Recognizing that most organizations are rich in data but poor in information, the central problem a business intelligence (BI) system seeks to solve is spinning the organization’s data “straw” into information gold. The acid test of success takes the form of a simple question: Are you getting the right information to the right people at the right time in the right way to advance the organization’s strategic objectives? This sounds like a cliché, but it’s important that you ask this question often while planning your system.
In my last article, I talked about the common architecture of the BI solution (as shown in Figure A below). You can see from this figure that the multidimensional cube is the heart of the system. Activities up to and including building the cube may be referred to as “back-room” activities, while activities concerned with distributing the cube’s information to end users may be termed “front-room” activities. In this article, I’ll touch on the back-room activities and issues of the BI solution. (Front-room activities will be the subject of a future article.) Keep in mind that these articles are intended as introductory since either of the topics could easily fill a volume.
|This is the conceptual architecture common to the business intelligence (BI) solution.|
Warehouses and marts
As a point of qualification, although I use the term “data warehouse,” the architectural concepts apply equally to “data marts,” although the latter does differ in focus and scope. Data warehouses tend to be all-inclusive in scope and aimed at the enterprise, and they can be very complex. Marts, on the other hand, are simpler and more narrowly focused on a specific business area. The effectiveness of your organization’s marketing campaigns is best gauged by a data mart, for example.
Keep in mind that when designed properly, individual data marts may be combined over time to create an enterprise data warehouse. The interim use of individual data marts is often recommended, however, because it gives you the ability to quickly bring critical information online in a less complicated manner than would be possible through the creation of a data warehouse.
Don’t miss the first two parts of this series:
- “The intelligent organization: An introduction to BI”: In this article, Pratte talks about what BI can do for an organization and offers some examples of how BI is used within the enterprise.
- “Use this architecture to structure your business intelligence solutions”: Pratte outlines the activities, application types, and data structures necessary to process an enterprise’s raw data into useful information.

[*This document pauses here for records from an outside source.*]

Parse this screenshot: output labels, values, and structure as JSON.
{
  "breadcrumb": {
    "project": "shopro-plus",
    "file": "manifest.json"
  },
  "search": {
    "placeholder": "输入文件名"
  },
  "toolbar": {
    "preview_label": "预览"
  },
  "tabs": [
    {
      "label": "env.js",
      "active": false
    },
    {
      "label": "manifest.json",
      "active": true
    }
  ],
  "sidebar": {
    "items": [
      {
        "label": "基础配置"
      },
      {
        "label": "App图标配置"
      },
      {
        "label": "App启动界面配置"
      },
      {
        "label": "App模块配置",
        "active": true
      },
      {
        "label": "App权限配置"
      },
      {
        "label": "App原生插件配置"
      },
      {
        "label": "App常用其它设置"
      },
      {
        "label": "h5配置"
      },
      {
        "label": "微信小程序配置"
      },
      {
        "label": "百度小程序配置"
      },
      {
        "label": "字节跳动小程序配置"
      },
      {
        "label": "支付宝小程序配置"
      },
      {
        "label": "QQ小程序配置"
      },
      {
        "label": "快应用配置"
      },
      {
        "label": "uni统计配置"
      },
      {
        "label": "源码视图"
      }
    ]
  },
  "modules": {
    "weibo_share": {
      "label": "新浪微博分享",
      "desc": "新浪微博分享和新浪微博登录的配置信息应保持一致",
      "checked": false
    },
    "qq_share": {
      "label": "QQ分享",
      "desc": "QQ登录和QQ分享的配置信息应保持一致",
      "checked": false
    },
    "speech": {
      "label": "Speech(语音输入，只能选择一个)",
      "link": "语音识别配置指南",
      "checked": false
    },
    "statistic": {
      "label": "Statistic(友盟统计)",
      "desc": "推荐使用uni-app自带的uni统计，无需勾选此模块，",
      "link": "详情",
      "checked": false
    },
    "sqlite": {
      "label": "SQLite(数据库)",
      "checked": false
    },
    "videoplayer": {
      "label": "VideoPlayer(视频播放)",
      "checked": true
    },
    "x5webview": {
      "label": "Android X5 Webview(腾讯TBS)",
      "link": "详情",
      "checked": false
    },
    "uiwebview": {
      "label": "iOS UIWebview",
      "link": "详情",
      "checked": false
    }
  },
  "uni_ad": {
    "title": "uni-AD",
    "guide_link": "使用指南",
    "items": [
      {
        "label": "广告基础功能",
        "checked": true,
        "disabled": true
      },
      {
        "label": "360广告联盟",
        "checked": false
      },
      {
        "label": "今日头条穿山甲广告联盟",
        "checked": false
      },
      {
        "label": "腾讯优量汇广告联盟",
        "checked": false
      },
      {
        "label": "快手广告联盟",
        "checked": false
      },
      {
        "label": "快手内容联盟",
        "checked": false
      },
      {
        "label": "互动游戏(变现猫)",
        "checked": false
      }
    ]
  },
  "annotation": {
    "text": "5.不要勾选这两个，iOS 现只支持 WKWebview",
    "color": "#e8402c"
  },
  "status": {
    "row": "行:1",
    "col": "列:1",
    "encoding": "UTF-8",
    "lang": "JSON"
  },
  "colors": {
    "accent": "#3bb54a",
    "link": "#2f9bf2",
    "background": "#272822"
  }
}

The process of building a BI solution
At the conceptual level, the process of building the BI solution is quite simple and it begins with copying source data, often from multiple operational systems, into a single relational database, or a data warehouse. You might think of the data warehouse as containing a series of “snapshots,” taken at regular time intervals, which represent accurately the state of some business measure. It’s easy to see that by combining individual snapshots of dailysales, for example, you can quickly retrieve weekly or monthly views. (Note also that because the data warehouse is a historical record, its data is retrievable solely as read-only information.)
In the past, the back-room process ended with populating the relational data warehouse, and complex SQL queries were run directly against it. In modern implementations, however, you’ll want to convert the relational warehouse into the multidimensional cube.
This begs the obvious question: If the cube provides the same data as its underlying relational data warehouse, why is it needed? The cube provides several advantages, such as:
- Faster query response.
- A more intuitive query language. (SQL can become unwieldy when dealing with multidimensional structures.)
- Built-in security controls (which individuals have access to what data).
Cubes also permit flexibility as to how the bits are physically distributed across systems, enabling both storage and access to be finely tuned. Finally, on the subject of storage, cubes generally contain compressed data, allowing for efficient utilization of online storage.
Source data quality issues
It’s my bet that source data quality issues will be your biggest headache and these will have to be resolved before you can develop anything particularly useful or meaningful from the information. Here’s an example of what I mean: One of my clients wants to determine trends associated with the cost of cleaning specific pieces of industrial equipment. The source data contains only free-form text “description” fields as equipment identifiers. The problem is, standard equipment descriptors haven’t been used. I’ve encountered descriptors like "No. 32 Reactor" and "Reactor, Number 32," both referring to the same equipment. Clearly, this lack of a unique identifier creates a problem when you want to “slice” the data by individual pieces of equipment.
In this case, we can either go back and manually fix the descriptors (probably 600,000 records) or consider fixing only the data-entry system so the go-forward data is correct. Ultimately, the requirements of the business will determine how much pain we’re willing to endure and which approach we’ll eventually take.
The point here is that this sort of problem is more common than not—you’ll almost always have to do some form of creative data validation or transformation when copying data from source databases into the data warehouse. You can, however, enlist the help of extraction, transformation, and loading (ETL) tools, of which Microsoft’s Data Transformation Services (or DTS, which come as part of SQL 2000) is an excellent choice.
Keep your eye on the ball
Back-room activities revolve mostly around designing and populating the data warehouse. From there, it’s a fairly straightforward process using current tools and technologies to build the multidimensional cube.
By now, it should be clear that during the design of the data warehouse, you’ll want to constantly look back and forth across the big picture to keep from painting yourself in a corner.
Always keep one eye on the business issues—the problems you’re trying to solve—and the other on the realities of source data that, more than anything else, ultimately determine what you can and can’t do.